Workplace reforms for First Nations peoples are being discussed by the First Nations Employment Alliance at the First Nations Workplace Symposium in Canberra today ahead of the Jobs and Skills Summit.

The Alliance is made up of peak bodies, practitioners, consultants, unions, academics, and community organisations with the joint principle of listening deeply to fellow First Nations people to create a positive and self-determined future.

Rafts of government and corporate efforts have previously relied on assumptions, imposing Western employment paradigms on First Nations peoples.

They’ve failed to acknowledge the history of employment exclusion in Australia, the diversity of First Nations people and the considerable longstanding and current impacts of racism, both in the broader community where it impacts workforce participation (for example through education) and systematically, both overtly and covertly in workplaces.

Together the Alliance has developed seven shared goals to take to the Jobs Summit:

  1. An investigation into workplace racism and discrimination (overt and covert) against First Nations people, heard through a series of public activities and inquiries culminating in a multi-legal approach. The Workplace Racism Inquiry should be conducted by the Fair Work Commission and Human Rights Commission (as at the intersection of both legal frameworks) with recommendations.
  2. An inquiry into First Nations pay equity and mechanisms to address it including superannuation with recommendations and mechanisms to resolve the issue.
  3. The redevelopment of self-determined, properly resourced community employment programs, such as CDP, to ensure proper wages for work and work-like activities. Workers must be given adequate workplace conditions, including leave, super, access to worker compensation and Workcover. There must be investment into meaningful jobs on country, with programs leading to sustainable full or part-time employment with meaningful community input and control. Work should be meaningful and include cultural and unpaid labour and care, cultural caring for land and country, skills, and training. Employment programs must lead to genuine employment outcomes and no program should have work like activities, paid or unpaid, for long periods of time.
  4. At this time of considering the role of First Nations people in this place and a possible treaty, the insertion of Cultural matters must be included into industrial instruments and employment legal frameworks
  5. Consideration of community responsibility, care and caring for land and country redefined as ‘work’ in the Australian work paradigm
  6. The Government must realign portfolios, currently sitting in the NIAA, to the corresponding (mainstream) Minister to ensure First Nations employment, training and skills, education, economic participation, and job creation are considered across the economic and policy making platforms of the government.
  7. A workplace relations system that reflects our community’s needs. A system that ensures stolen money is returned quickly, and a system that is local and accessible. Our workplace relations system cannot be one size fits all, it must be flexible and allow mob to make collective agreements that reflect our needs and our communities. First Nations organisations need to be able to make agreements that cover multiple organisations and that suit our needs. There should be no restrictions on what can be included in these agreements.

Quotes attributable to ACTU Indigenous Officer Lara Watson: 

“This Symposium intends to formally launch the Alliance, listen to mob, and establish a work plan and strategy to explore the future of First Nations employment that is First Nations led and implemented.

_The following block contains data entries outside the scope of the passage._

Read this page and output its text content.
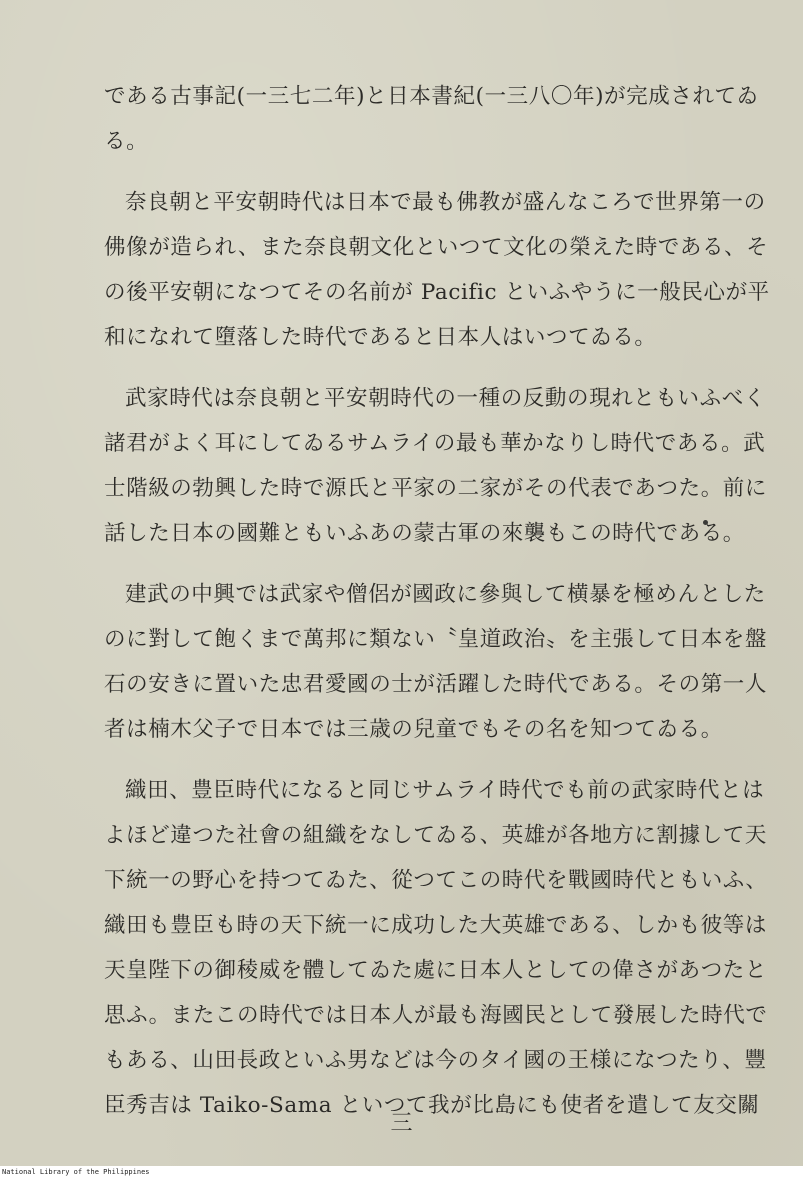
である古事記(一三七二年)と日本書紀(一三八〇年)が完成されてゐ
る。
奈良朝と平安朝時代は日本で最も佛教が盛んなころで世界第一の
佛像が造られ、また奈良朝文化といつて文化の榮えた時である、そ
の後平安朝になつてその名前が Pacific といふやうに一般民心が平
和になれて墮落した時代であると日本人はいつてゐる。
武家時代は奈良朝と平安朝時代の一種の反動の現れともいふべく
諸君がよく耳にしてゐるサムライの最も華かなりし時代である。武
士階級の勃興した時で源氏と平家の二家がその代表であつた。前に
話した日本の國難ともいふあの蒙古軍の來襲もこの時代である。
建武の中興では武家や僧侶が國政に參與して横暴を極めんとした
のに對して飽くまで萬邦に類ない〝皇道政治〟を主張して日本を盤
石の安きに置いた忠君愛國の士が活躍した時代である。その第一人
者は楠木父子で日本では三歳の兒童でもその名を知つてゐる。
織田、豊臣時代になると同じサムライ時代でも前の武家時代とは
よほど違つた社會の組織をなしてゐる、英雄が各地方に割據して天
下統一の野心を持つてゐた、從つてこの時代を戰國時代ともいふ、
織田も豊臣も時の天下統一に成功した大英雄である、しかも彼等は
天皇陛下の御稜威を體してゐた處に日本人としての偉さがあつたと
思ふ。またこの時代では日本人が最も海國民として發展した時代で
もある、山田長政といふ男などは今のタイ國の王様になつたり、豐
臣秀吉は Taiko-Sama といつて我が比島にも使者を遣して友交關
三
National Library of the Philippines
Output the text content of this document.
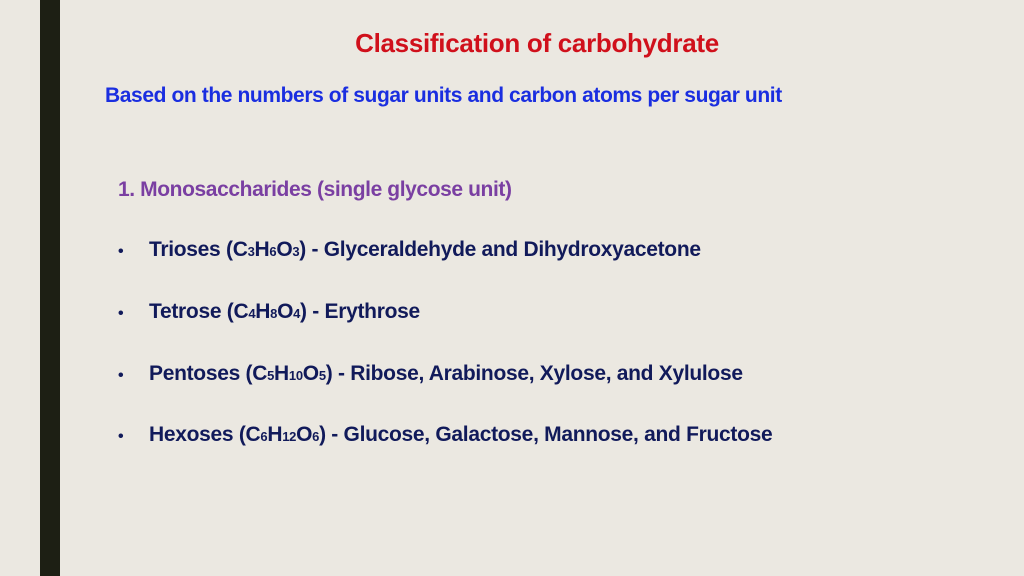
Classification of carbohydrate
Based on the numbers of sugar units and carbon atoms per sugar unit
1. Monosaccharides (single glycose unit)
•	Trioses ( C 3 H 6 O 3 ) - Glyceraldehyde and Dihydroxyacetone
•	Tetrose ( C 4 H 8 O 4 ) - Erythrose
•	Pentoses ( C 5 H 10 O 5 ) - Ribose, Arabinose, Xylose, and Xylulose
•	Hexoses ( C 6 H 12 O 6 ) - Glucose, Galactose, Mannose, and Fructose
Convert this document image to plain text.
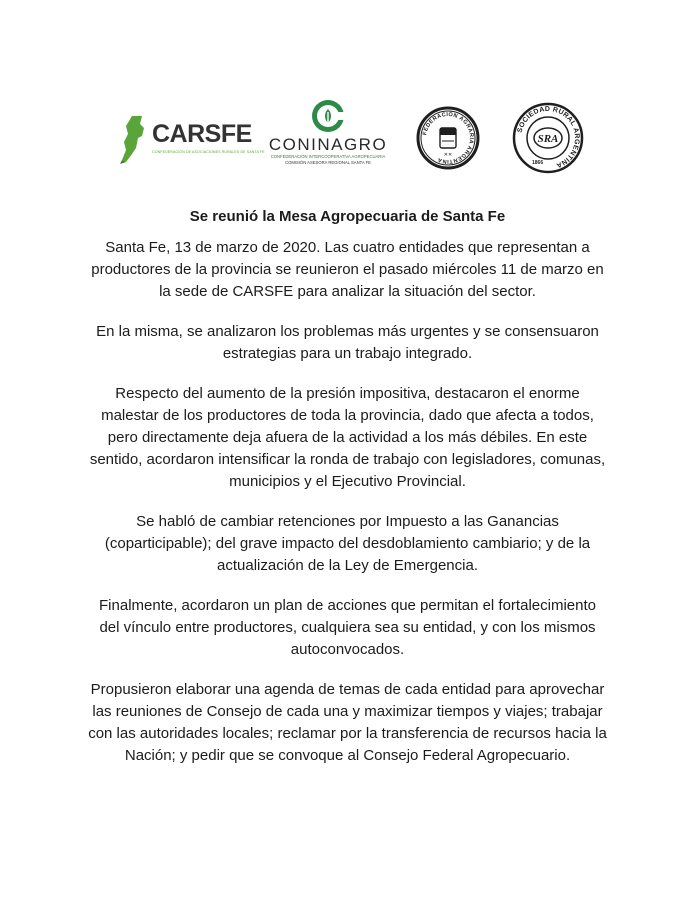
CARSFE
CONFEDERACIÓN DE ASOCIACIONES RURALES DE SANTA FE CONINAGRO
CONFEDERACIÓN INTERCOOPERATIVA AGROPECUARIA
COMISIÓN ASESORA REGIONAL SANTA FE
FEDERACIÓN AGRARIA ARGENTINA
✕✕
SOCIEDAD RURAL ARGENTINA
SRA
1866
Se reunió la Mesa Agropecuaria de Santa Fe
Santa Fe, 13 de marzo de 2020. Las cuatro entidades que representan a
productores de la provincia se reunieron el pasado miércoles 11 de marzo en
la sede de CARSFE para analizar la situación del sector.
En la misma, se analizaron los problemas más urgentes y se consensuaron
estrategias para un trabajo integrado.
Respecto del aumento de la presión impositiva, destacaron el enorme
malestar de los productores de toda la provincia, dado que afecta a todos,
pero directamente deja afuera de la actividad a los más débiles. En este
sentido, acordaron intensificar la ronda de trabajo con legisladores, comunas,
municipios y el Ejecutivo Provincial.
Se habló de cambiar retenciones por Impuesto a las Ganancias
(coparticipable); del grave impacto del desdoblamiento cambiario; y de la
actualización de la Ley de Emergencia.
Finalmente, acordaron un plan de acciones que permitan el fortalecimiento
del vínculo entre productores, cualquiera sea su entidad, y con los mismos
autoconvocados.
Propusieron elaborar una agenda de temas de cada entidad para aprovechar
las reuniones de Consejo de cada una y maximizar tiempos y viajes; trabajar
con las autoridades locales; reclamar por la transferencia de recursos hacia la
Nación; y pedir que se convoque al Consejo Federal Agropecuario.
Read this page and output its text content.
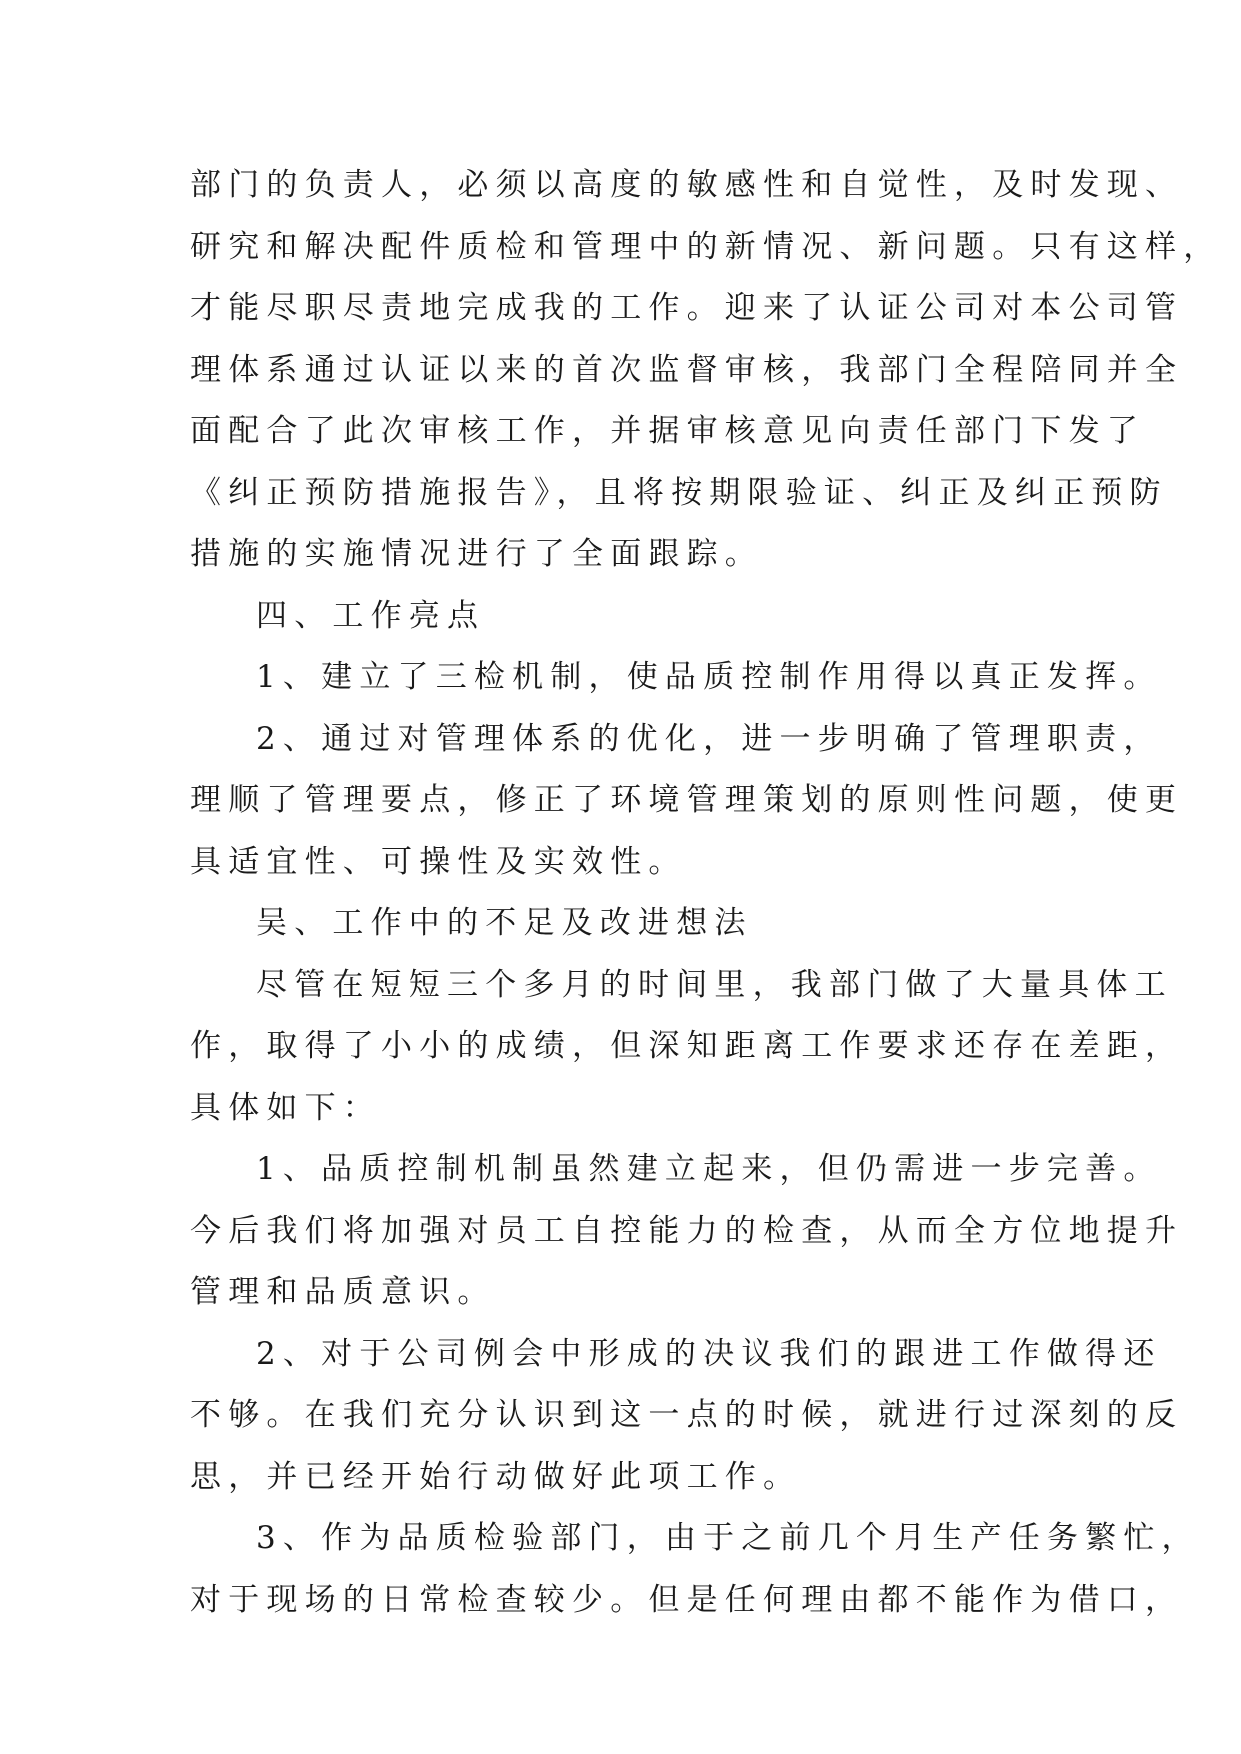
部门的负责人，必须以高度的敏感性和自觉性，及时发现、
研究和解决配件质检和管理中的新情况、新问题。只有这样，
才能尽职尽责地完成我的工作。迎来了认证公司对本公司管
理体系通过认证以来的首次监督审核，我部门全程陪同并全
面配合了此次审核工作，并据审核意见向责任部门下发了
《纠正预防措施报告》，且将按期限验证、纠正及纠正预防
措施的实施情况进行了全面跟踪。
四、工作亮点
1、建立了三检机制，使品质控制作用得以真正发挥。
2、通过对管理体系的优化，进一步明确了管理职责，
理顺了管理要点，修正了环境管理策划的原则性问题，使更
具适宜性、可操性及实效性。
吴、工作中的不足及改进想法
尽管在短短三个多月的时间里，我部门做了大量具体工
作，取得了小小的成绩，但深知距离工作要求还存在差距，
具体如下：
1、品质控制机制虽然建立起来，但仍需进一步完善。
今后我们将加强对员工自控能力的检查，从而全方位地提升
管理和品质意识。
2、对于公司例会中形成的决议我们的跟进工作做得还
不够。在我们充分认识到这一点的时候，就进行过深刻的反
思，并已经开始行动做好此项工作。
3、作为品质检验部门，由于之前几个月生产任务繁忙，
对于现场的日常检查较少。但是任何理由都不能作为借口，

“First Nations peoples have had government programs and structures imposed onto them since colonisation, and it has never worked. If real change is what the Government wants then all practices, including towards work, must prioritise self-determination.

“CDP was racist, punitive, and blatantly targeted Indigenous communities, it’s great to see its removal. The Albanese Government must now work with communities to establish programs that invest in country, culture, skills, and training, and lead to secure, well-paid employment.    

“Positive change starts with knowing what needs to be changed – we need an investigation into systemic and covert workplace racism against First Nations people, and an inquiry into First Nations pay equity.

“We look forward to working with the Albanese Government at the upcoming Jobs Summit to deliver positive change.”